WARNING - viewers may find some images in this report disturbing. Dogs bark and whine behind high chain-link fences, some of them gnawing the wire so hard they bleed at the mouths while cats packed into crowded cages cower in fear if anyone approaches.

This isn't a pet store -- it's a meat market in Guangzhou, a city in southern China where eating cats and dogs is common practice.

At the Han River Dog Meat Restaurant in central Guangzhou, diners can choose from a long list of menu items, including dog soup, dog steak, dog with tofu and more. In the kitchen, the chef chops up meat for dog hot pot, one of the more popular dishes. Most customers like it spicy.

"Dog meat is good for your health and metabolism," explains Li, the hostess who declined to give her first name. "In the summer it helps you sweat."

Should cat and dog meat be banned?

But these local restaurants may have to find a new specialty. The Chinese government is considering legislation that would make eating cats and dogs illegal.

Professor Chang Jiwen of the Chinese Academy of the Social Sciences is one of the law's top campaigners. "Cats and dogs are loyal friends to humans," he said. "A ban on eating them would show China has reached a new level of civilization."
Eating dog meat is a long-standing culinary tradition not just in China, but also Korea. Cat meat can be found on the menu in China, Vietnam and even parts of South America.

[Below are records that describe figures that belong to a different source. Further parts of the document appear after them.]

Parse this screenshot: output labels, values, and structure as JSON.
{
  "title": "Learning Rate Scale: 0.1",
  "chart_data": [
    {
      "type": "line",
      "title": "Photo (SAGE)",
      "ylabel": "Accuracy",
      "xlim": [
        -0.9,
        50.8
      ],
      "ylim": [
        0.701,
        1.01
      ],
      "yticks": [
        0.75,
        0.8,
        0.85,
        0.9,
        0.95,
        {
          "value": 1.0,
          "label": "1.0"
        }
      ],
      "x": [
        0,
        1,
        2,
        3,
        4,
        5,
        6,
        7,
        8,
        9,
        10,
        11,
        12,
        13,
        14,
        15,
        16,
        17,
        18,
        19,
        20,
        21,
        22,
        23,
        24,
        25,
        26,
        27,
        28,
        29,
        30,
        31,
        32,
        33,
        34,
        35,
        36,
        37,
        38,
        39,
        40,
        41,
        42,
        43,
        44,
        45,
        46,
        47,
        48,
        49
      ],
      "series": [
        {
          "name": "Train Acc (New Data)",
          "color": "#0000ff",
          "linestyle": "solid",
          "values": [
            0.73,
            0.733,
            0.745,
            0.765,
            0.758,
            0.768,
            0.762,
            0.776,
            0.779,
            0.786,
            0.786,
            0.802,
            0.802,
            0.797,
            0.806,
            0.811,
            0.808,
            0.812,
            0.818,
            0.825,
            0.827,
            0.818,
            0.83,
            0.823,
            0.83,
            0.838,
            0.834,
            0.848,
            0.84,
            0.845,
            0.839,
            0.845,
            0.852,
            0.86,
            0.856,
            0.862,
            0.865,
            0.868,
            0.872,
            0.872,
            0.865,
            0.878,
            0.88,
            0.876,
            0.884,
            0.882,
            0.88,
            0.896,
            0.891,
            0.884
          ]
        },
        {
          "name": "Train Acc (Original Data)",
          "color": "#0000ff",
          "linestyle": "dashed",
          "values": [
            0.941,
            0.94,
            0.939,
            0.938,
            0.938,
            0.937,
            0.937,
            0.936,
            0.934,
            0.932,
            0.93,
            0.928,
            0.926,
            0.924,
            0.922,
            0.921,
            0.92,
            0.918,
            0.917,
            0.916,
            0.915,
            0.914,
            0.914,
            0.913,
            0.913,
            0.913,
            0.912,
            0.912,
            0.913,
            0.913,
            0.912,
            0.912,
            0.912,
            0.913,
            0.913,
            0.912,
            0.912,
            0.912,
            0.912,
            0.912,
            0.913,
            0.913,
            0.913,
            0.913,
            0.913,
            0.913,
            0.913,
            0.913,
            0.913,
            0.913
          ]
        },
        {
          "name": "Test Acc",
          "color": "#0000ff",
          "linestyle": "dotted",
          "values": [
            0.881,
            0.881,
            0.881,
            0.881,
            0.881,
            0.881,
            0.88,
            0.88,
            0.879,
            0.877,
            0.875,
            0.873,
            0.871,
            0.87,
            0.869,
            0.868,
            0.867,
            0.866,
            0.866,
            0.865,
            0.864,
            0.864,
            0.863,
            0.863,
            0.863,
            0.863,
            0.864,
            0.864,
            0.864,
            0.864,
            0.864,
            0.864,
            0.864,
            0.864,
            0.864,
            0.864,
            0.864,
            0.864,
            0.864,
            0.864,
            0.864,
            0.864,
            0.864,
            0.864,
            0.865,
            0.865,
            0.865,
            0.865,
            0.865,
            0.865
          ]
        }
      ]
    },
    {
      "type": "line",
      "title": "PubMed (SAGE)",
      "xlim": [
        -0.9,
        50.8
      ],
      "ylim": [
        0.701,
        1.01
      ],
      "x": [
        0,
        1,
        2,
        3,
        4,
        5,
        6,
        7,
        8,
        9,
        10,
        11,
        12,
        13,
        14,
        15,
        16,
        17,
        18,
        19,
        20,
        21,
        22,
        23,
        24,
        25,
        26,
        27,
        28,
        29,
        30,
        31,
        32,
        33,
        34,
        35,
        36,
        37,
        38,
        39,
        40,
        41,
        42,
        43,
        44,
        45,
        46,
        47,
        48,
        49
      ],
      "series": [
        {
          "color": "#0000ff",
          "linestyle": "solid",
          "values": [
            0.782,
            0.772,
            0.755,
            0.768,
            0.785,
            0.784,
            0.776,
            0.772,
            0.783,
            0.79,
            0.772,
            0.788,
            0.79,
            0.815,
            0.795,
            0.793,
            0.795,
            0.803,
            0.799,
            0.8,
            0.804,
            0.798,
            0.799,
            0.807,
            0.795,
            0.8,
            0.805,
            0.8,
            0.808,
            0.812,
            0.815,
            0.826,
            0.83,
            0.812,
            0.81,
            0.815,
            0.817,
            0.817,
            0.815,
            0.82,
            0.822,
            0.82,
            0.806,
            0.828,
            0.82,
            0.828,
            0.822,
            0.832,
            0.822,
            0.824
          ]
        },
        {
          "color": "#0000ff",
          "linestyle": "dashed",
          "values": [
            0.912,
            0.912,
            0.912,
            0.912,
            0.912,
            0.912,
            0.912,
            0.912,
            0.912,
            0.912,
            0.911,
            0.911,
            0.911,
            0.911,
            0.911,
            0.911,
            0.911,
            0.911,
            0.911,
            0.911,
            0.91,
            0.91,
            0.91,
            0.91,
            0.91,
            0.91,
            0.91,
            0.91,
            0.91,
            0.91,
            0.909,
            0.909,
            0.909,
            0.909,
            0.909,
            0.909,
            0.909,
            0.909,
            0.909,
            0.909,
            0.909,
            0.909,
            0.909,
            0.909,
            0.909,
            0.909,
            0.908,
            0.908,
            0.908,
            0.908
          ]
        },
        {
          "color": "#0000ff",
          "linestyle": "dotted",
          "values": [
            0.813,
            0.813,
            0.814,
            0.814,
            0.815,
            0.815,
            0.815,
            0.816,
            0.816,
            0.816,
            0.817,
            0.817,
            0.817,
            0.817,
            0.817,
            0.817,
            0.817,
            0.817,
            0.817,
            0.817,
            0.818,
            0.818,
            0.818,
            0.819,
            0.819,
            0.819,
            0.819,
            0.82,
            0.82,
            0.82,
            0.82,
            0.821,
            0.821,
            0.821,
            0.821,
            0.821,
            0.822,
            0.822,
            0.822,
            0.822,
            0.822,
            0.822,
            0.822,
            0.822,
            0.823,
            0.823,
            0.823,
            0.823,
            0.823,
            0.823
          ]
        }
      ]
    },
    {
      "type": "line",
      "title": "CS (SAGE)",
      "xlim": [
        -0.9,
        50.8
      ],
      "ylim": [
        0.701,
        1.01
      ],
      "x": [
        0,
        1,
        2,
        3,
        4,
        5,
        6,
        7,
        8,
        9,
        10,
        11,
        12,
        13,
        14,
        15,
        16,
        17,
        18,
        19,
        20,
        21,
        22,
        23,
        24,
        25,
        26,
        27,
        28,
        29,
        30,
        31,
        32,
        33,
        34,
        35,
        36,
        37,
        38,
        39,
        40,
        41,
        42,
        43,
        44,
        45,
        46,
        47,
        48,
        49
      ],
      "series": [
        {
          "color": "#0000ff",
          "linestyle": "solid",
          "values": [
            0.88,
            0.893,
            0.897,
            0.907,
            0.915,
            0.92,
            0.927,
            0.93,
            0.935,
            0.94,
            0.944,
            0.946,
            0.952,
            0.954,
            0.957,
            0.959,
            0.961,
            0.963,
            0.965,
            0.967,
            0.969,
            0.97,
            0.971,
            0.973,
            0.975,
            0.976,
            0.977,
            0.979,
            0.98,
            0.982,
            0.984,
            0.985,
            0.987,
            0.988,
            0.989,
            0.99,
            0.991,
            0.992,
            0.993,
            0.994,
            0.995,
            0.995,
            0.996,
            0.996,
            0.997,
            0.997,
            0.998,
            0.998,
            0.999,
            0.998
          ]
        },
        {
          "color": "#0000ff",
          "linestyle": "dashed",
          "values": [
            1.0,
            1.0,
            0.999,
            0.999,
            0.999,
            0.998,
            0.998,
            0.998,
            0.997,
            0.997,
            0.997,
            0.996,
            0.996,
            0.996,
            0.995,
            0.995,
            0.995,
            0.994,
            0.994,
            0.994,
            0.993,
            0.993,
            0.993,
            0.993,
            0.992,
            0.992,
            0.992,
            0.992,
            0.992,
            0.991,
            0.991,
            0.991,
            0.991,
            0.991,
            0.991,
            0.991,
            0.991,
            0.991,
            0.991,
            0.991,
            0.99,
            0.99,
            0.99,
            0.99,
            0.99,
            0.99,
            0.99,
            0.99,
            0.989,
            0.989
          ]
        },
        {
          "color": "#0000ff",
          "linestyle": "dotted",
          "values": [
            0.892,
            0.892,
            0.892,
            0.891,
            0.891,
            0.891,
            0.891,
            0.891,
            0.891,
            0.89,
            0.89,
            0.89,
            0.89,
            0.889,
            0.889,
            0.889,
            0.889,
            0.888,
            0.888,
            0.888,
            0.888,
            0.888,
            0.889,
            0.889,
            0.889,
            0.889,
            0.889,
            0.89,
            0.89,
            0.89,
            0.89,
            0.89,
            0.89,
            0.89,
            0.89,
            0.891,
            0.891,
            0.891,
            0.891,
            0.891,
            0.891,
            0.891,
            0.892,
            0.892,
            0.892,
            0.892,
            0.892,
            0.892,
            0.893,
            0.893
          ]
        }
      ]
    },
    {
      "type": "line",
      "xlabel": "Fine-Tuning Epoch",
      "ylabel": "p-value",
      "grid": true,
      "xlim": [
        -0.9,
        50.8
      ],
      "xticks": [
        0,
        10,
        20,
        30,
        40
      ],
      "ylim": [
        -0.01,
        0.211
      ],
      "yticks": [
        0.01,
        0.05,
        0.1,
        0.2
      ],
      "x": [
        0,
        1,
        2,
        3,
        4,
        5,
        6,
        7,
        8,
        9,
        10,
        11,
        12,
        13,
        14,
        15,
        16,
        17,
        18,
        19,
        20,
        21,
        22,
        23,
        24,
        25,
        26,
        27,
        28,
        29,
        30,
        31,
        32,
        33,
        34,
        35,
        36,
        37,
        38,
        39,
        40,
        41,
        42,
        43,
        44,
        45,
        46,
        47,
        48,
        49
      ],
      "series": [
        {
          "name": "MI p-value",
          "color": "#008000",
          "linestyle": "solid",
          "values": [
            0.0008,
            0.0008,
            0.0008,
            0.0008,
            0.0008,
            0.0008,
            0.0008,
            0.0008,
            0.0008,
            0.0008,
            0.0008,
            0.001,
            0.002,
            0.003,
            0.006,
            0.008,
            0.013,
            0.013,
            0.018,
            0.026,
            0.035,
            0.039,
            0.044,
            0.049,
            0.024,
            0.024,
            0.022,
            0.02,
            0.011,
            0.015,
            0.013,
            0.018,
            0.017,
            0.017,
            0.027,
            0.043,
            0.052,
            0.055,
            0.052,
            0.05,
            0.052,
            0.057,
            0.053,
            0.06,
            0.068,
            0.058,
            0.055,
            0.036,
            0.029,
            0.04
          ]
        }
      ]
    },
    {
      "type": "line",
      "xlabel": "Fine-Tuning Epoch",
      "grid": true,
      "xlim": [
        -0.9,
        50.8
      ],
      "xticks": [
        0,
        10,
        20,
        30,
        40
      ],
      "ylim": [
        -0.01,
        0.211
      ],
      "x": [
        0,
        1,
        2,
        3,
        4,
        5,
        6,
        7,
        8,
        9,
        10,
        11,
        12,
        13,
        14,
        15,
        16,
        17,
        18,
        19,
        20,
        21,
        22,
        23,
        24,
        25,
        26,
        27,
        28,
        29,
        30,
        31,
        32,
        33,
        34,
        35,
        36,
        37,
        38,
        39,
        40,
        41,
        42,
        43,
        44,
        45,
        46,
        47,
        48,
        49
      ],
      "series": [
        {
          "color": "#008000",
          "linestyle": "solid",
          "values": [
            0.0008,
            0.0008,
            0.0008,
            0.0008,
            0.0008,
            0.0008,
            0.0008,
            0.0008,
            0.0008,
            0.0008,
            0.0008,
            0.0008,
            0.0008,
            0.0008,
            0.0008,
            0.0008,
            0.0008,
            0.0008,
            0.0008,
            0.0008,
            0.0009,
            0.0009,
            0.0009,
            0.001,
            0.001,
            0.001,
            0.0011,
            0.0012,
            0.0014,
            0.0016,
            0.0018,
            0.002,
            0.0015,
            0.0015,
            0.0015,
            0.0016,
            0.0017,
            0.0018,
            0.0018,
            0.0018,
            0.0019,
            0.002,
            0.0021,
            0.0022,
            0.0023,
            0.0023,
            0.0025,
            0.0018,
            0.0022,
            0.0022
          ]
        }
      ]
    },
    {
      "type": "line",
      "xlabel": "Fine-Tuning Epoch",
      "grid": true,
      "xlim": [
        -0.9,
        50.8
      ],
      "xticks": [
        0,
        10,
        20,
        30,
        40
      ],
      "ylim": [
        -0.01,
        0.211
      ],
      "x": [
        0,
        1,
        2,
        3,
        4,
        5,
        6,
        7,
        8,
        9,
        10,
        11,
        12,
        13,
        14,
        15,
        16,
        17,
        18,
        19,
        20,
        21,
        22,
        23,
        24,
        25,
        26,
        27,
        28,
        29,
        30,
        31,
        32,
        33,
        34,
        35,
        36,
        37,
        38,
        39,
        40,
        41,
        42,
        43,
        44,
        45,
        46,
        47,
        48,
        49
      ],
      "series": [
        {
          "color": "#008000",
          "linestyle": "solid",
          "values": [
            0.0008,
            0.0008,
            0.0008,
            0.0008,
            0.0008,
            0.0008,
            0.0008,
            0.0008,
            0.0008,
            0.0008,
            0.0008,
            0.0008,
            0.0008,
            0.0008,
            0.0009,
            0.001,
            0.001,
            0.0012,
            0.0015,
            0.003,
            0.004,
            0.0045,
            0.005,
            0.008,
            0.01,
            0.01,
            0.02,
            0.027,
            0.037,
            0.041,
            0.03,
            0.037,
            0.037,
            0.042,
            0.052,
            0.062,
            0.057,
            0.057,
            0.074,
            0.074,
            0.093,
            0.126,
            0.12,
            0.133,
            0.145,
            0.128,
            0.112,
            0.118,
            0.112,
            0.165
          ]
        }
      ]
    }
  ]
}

The Chinese government has signaled a willingness to take the meat off the market. To avoid upsetting international visitors during the Beijing Olympics, officials ordered dog meat off the menus at local markets. Officials in Guangzhou have warned vendors to stop selling it ahead of the Asian Games which will be held there later this year.

The ban on eating dog and cat meat is part of a larger proposal to toughen laws on animal welfare. Individual violators could face up to 15 days in prison and a small fine. Businesses found guilty of selling the meat risk fines up to 500,000 yuan ($73,500.)

The legislation is gaining support from China's growing number of pet owners. With living standards rising and disposable income growing, more Guangzhou residents are investing in house pets.

"I would never eat dog meat," said Louisa Yong, as she clutches her pet cocker spaniel. "It's so cruel!"

Meat vendors have a different view.

"The dogs you raise at home, you shouldn't eat," said Pan, a butcher who also declined to give his first name. "The kind raised for eating, we can eat those."

Many of the dogs and cats sold for meat are specially raised on farms. But Chang said there is always a chance they're someone's lost or stolen pet.

In anticipation of the new ban, dog and cat meat has become more difficult to find, though some vendors say they will keep selling it as long as they can.

"The legislation will definitely affect our restaurant," said Li. "We'll just wait to see the result."

And it seems restaurants don't necessarily need to change their menus anytime soon. According to the Chinese Academy of Social Sciences, the law prohibiting cat and dog meat could take as long as a decade to pass. Until then it's a la carte, from the cage into the kitchen.